Floating-point numbers are used extensively in AI computations when handling very large or very small numbers. These numbers are like scientific notation in binary form and allow AI systems to execute complex calculations precisely. However, this precision comes at a cost.
The growing energy demands of the AI boom have reached a concerning level, with some models requiring vast amounts of electricity. For example, ChatGPT uses electricity equivalent to 18,000 US homes (564 MWh daily). Analysts at the Cambridge Centre for Alternative Finance estimate that the AI industry could consume between 85 and 134 TWh annually by 2027.
The L-Mul algorithm addresses this excessive waste of energy by approximating complex floating-point multiplications with simpler integer additions. In testing, AI models maintained accuracy while reducing energy consumption by 95 percent for tensor multiplications and 80 percent for dot products.
The L-Mul technique also delivers proportionally enhanced performance. The algorithm exceeds current 8-bit computational standards, achieving higher precision with fewer bit-level calculations. Tests covering various AI tasks, including natural language processing and machine vision, demonstrated only a 0.07-percent performance decrease – a small tradeoff when factored into the energy savings.
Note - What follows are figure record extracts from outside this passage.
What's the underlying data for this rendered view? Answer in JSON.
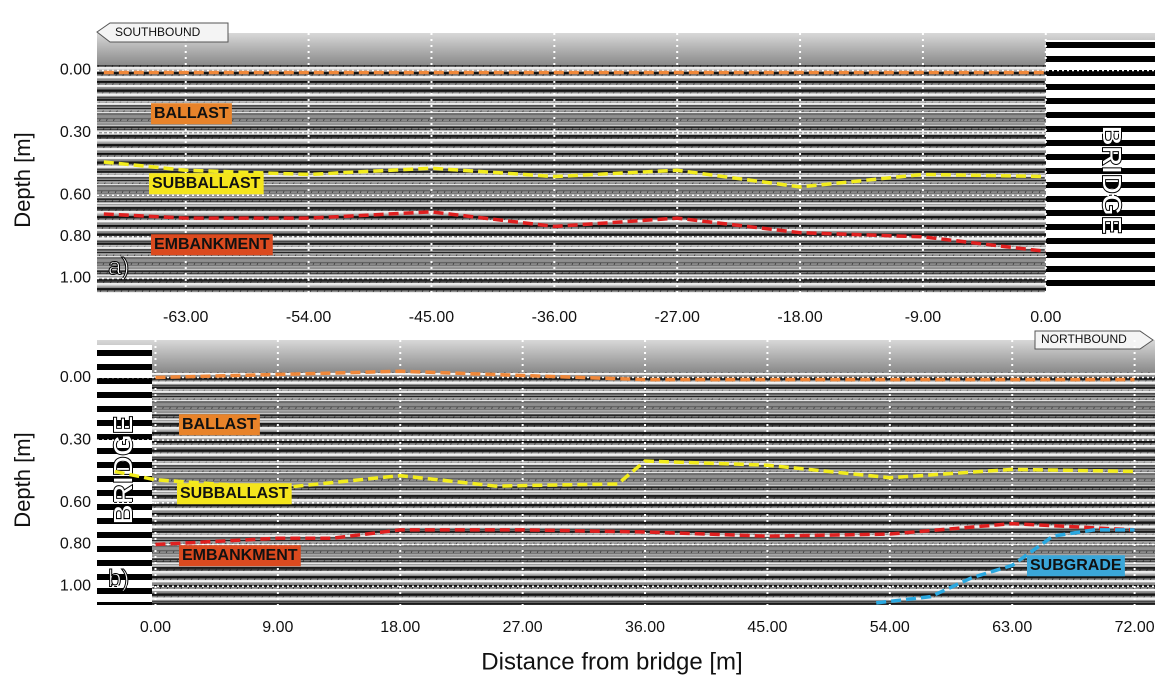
{
  "chart_data": [
    {
      "type": "line",
      "panel_label": "a)",
      "y_label": "Depth [m]",
      "direction": "SOUTHBOUND",
      "bridge_label": "BRIDGE",
      "annotations": [
        "BALLAST",
        "SUBBALLAST",
        "EMBANKMENT"
      ],
      "xlim": [
        -69.5,
        8.0
      ],
      "ylim": [
        -0.18,
        1.07
      ],
      "grid": true,
      "xticks": [
        {
          "value": -63,
          "label": "-63.00"
        },
        {
          "value": -54,
          "label": "-54.00"
        },
        {
          "value": -45,
          "label": "-45.00"
        },
        {
          "value": -36,
          "label": "-36.00"
        },
        {
          "value": -27,
          "label": "-27.00"
        },
        {
          "value": -18,
          "label": "-18.00"
        },
        {
          "value": -9,
          "label": "-9.00"
        },
        {
          "value": 0,
          "label": "0.00"
        }
      ],
      "yticks": [
        {
          "value": 0,
          "label": "0.00"
        },
        {
          "value": 0.3,
          "label": "0.30"
        },
        {
          "value": 0.6,
          "label": "0.60"
        },
        {
          "value": 0.8,
          "label": "0.80"
        },
        {
          "value": 1.0,
          "label": "1.00"
        }
      ],
      "series": [
        {
          "color": "#f0883a",
          "x": [
            -69,
            -54,
            -36,
            -18,
            0
          ],
          "values": [
            0.01,
            0.01,
            0.01,
            0.01,
            0.01
          ]
        },
        {
          "color": "#f2ec1c",
          "x": [
            -69,
            -63,
            -54,
            -45,
            -36,
            -27,
            -18,
            -9,
            0
          ],
          "values": [
            0.44,
            0.48,
            0.5,
            0.47,
            0.51,
            0.48,
            0.56,
            0.5,
            0.51
          ]
        },
        {
          "color": "#e02020",
          "x": [
            -69,
            -63,
            -54,
            -45,
            -36,
            -27,
            -18,
            -9,
            0
          ],
          "values": [
            0.69,
            0.71,
            0.71,
            0.68,
            0.75,
            0.71,
            0.78,
            0.8,
            0.87
          ]
        }
      ]
    },
    {
      "type": "line",
      "panel_label": "b)",
      "y_label": "Depth [m]",
      "x_label": "Distance from bridge [m]",
      "direction": "NORTHBOUND",
      "bridge_label": "BRIDGE",
      "annotations": [
        "BALLAST",
        "SUBBALLAST",
        "EMBANKMENT",
        "SUBGRADE"
      ],
      "xlim": [
        -4.3,
        73.5
      ],
      "ylim": [
        -0.18,
        1.09
      ],
      "grid": true,
      "xticks": [
        {
          "value": 0,
          "label": "0.00"
        },
        {
          "value": 9,
          "label": "9.00"
        },
        {
          "value": 18,
          "label": "18.00"
        },
        {
          "value": 27,
          "label": "27.00"
        },
        {
          "value": 36,
          "label": "36.00"
        },
        {
          "value": 45,
          "label": "45.00"
        },
        {
          "value": 54,
          "label": "54.00"
        },
        {
          "value": 63,
          "label": "63.00"
        },
        {
          "value": 72,
          "label": "72.00"
        }
      ],
      "yticks": [
        {
          "value": 0,
          "label": "0.00"
        },
        {
          "value": 0.3,
          "label": "0.30"
        },
        {
          "value": 0.6,
          "label": "0.60"
        },
        {
          "value": 0.8,
          "label": "0.80"
        },
        {
          "value": 1.0,
          "label": "1.00"
        }
      ],
      "series": [
        {
          "color": "#f0883a",
          "x": [
            0,
            18,
            27,
            36,
            72
          ],
          "values": [
            0.0,
            -0.03,
            -0.01,
            0.01,
            0.01
          ]
        },
        {
          "color": "#f2ec1c",
          "x": [
            -3,
            0,
            9,
            18,
            25,
            34,
            36,
            45,
            54,
            63,
            72
          ],
          "values": [
            0.45,
            0.49,
            0.53,
            0.47,
            0.52,
            0.51,
            0.4,
            0.42,
            0.48,
            0.44,
            0.45
          ]
        },
        {
          "color": "#e02020",
          "x": [
            0,
            9,
            13,
            18,
            27,
            36,
            45,
            54,
            63,
            72
          ],
          "values": [
            0.8,
            0.77,
            0.77,
            0.73,
            0.73,
            0.74,
            0.76,
            0.75,
            0.7,
            0.73
          ]
        },
        {
          "color": "#2aa8e0",
          "x": [
            53,
            57,
            60,
            63,
            66,
            69,
            72
          ],
          "values": [
            1.08,
            1.05,
            0.96,
            0.9,
            0.76,
            0.73,
            0.73
          ]
        }
      ]
    }
  ]
}
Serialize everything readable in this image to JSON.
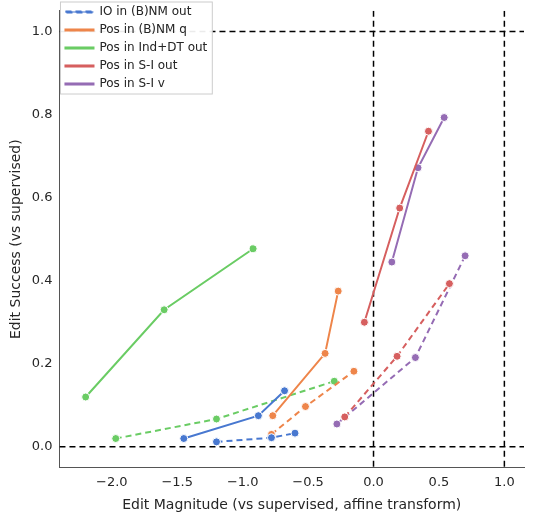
{
  "chart_data": {
    "type": "line",
    "x_label": "Edit Magnitude (vs supervised, affine transform)",
    "y_label": "Edit Success (vs supervised)",
    "series": [
      {
        "name": "IO in (B)NM out",
        "color": "#4878d0",
        "line_style": "dashed",
        "marker": "circle",
        "x": [
          -1.2,
          -0.78,
          -0.6
        ],
        "values": [
          0.012,
          0.022,
          0.033
        ]
      },
      {
        "name": "IO in (B)NM out",
        "color": "#4878d0",
        "line_style": "solid",
        "marker": "circle",
        "x": [
          -1.45,
          -0.88,
          -0.68
        ],
        "values": [
          0.02,
          0.075,
          0.135
        ]
      },
      {
        "name": "Pos in (B)NM q",
        "color": "#ee854a",
        "line_style": "solid",
        "marker": "circle",
        "x": [
          -0.77,
          -0.37,
          -0.27
        ],
        "values": [
          0.075,
          0.225,
          0.375
        ]
      },
      {
        "name": "Pos in (B)NM q",
        "color": "#ee854a",
        "line_style": "dashed",
        "marker": "circle",
        "x": [
          -0.78,
          -0.52,
          -0.15
        ],
        "values": [
          0.03,
          0.097,
          0.182
        ]
      },
      {
        "name": "Pos in Ind+DT out",
        "color": "#6acc64",
        "line_style": "solid",
        "marker": "circle",
        "x": [
          -2.2,
          -1.6,
          -0.92
        ],
        "values": [
          0.12,
          0.33,
          0.477
        ]
      },
      {
        "name": "Pos in Ind+DT out",
        "color": "#6acc64",
        "line_style": "dashed",
        "marker": "circle",
        "x": [
          -1.97,
          -1.2,
          -0.3
        ],
        "values": [
          0.02,
          0.067,
          0.158
        ]
      },
      {
        "name": "Pos in S-I out",
        "color": "#d65f5f",
        "line_style": "solid",
        "marker": "circle",
        "x": [
          -0.07,
          0.2,
          0.42
        ],
        "values": [
          0.3,
          0.575,
          0.76
        ]
      },
      {
        "name": "Pos in S-I out",
        "color": "#d65f5f",
        "line_style": "dashed",
        "marker": "circle",
        "x": [
          -0.22,
          0.18,
          0.58
        ],
        "values": [
          0.072,
          0.218,
          0.393
        ]
      },
      {
        "name": "Pos in S-I v",
        "color": "#956cb4",
        "line_style": "solid",
        "marker": "circle",
        "x": [
          0.14,
          0.34,
          0.54
        ],
        "values": [
          0.445,
          0.672,
          0.793
        ]
      },
      {
        "name": "Pos in S-I v",
        "color": "#956cb4",
        "line_style": "dashed",
        "marker": "circle",
        "x": [
          -0.28,
          0.32,
          0.7
        ],
        "values": [
          0.055,
          0.215,
          0.46
        ]
      }
    ],
    "xlim": [
      -2.4,
      1.15
    ],
    "xticks": [
      {
        "value": -2.0,
        "label": "−2.0"
      },
      {
        "value": -1.5,
        "label": "−1.5"
      },
      {
        "value": -1.0,
        "label": "−1.0"
      },
      {
        "value": -0.5,
        "label": "−0.5"
      },
      {
        "value": 0.0,
        "label": "0.0"
      },
      {
        "value": 0.5,
        "label": "0.5"
      },
      {
        "value": 1.0,
        "label": "1.0"
      }
    ],
    "ylim": [
      -0.05,
      1.05
    ],
    "yticks": [
      {
        "value": 0.0,
        "label": "0.0"
      },
      {
        "value": 0.2,
        "label": "0.2"
      },
      {
        "value": 0.4,
        "label": "0.4"
      },
      {
        "value": 0.6,
        "label": "0.6"
      },
      {
        "value": 0.8,
        "label": "0.8"
      },
      {
        "value": 1.0,
        "label": "1.0"
      }
    ],
    "reference_lines": {
      "x": [
        0,
        1
      ],
      "y": [
        0,
        1
      ]
    },
    "grid": false,
    "legend": "upper left"
  }
}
Transformer-based models, like GPT, can benefit the most from L-Mul, as the algorithm integrates seamlessly into the attention mechanism, a crucial yet energy-intensive component of these systems. Tests on popular AI models, such as Llama and Mistral, have even shown improved accuracy with some tasks. However, there is good news and bad news.
The bad news is that L-Mul currently requires specialized hardware. Contemporary AI processing is not optimized to take advantage of the technique. The good news is plans for developing specialized hardware and programming APIs are in the works, paving the way for more energy-efficient AI within a reasonable timeframe.
The only other obstacle would be companies, notably Nvidia, hampering adoption efforts, which is a genuine possibility. The GPU manufacturer has made a reputation for itself as the go-to hardware developer for AI applications. It is doubtful it will throw its hands up to more energy-efficient hardware when it holds the lion's share of the market.
Those who live for complex mathematical solutions, a preprint version of the study is posted on Rutgers University's "arXiv" library.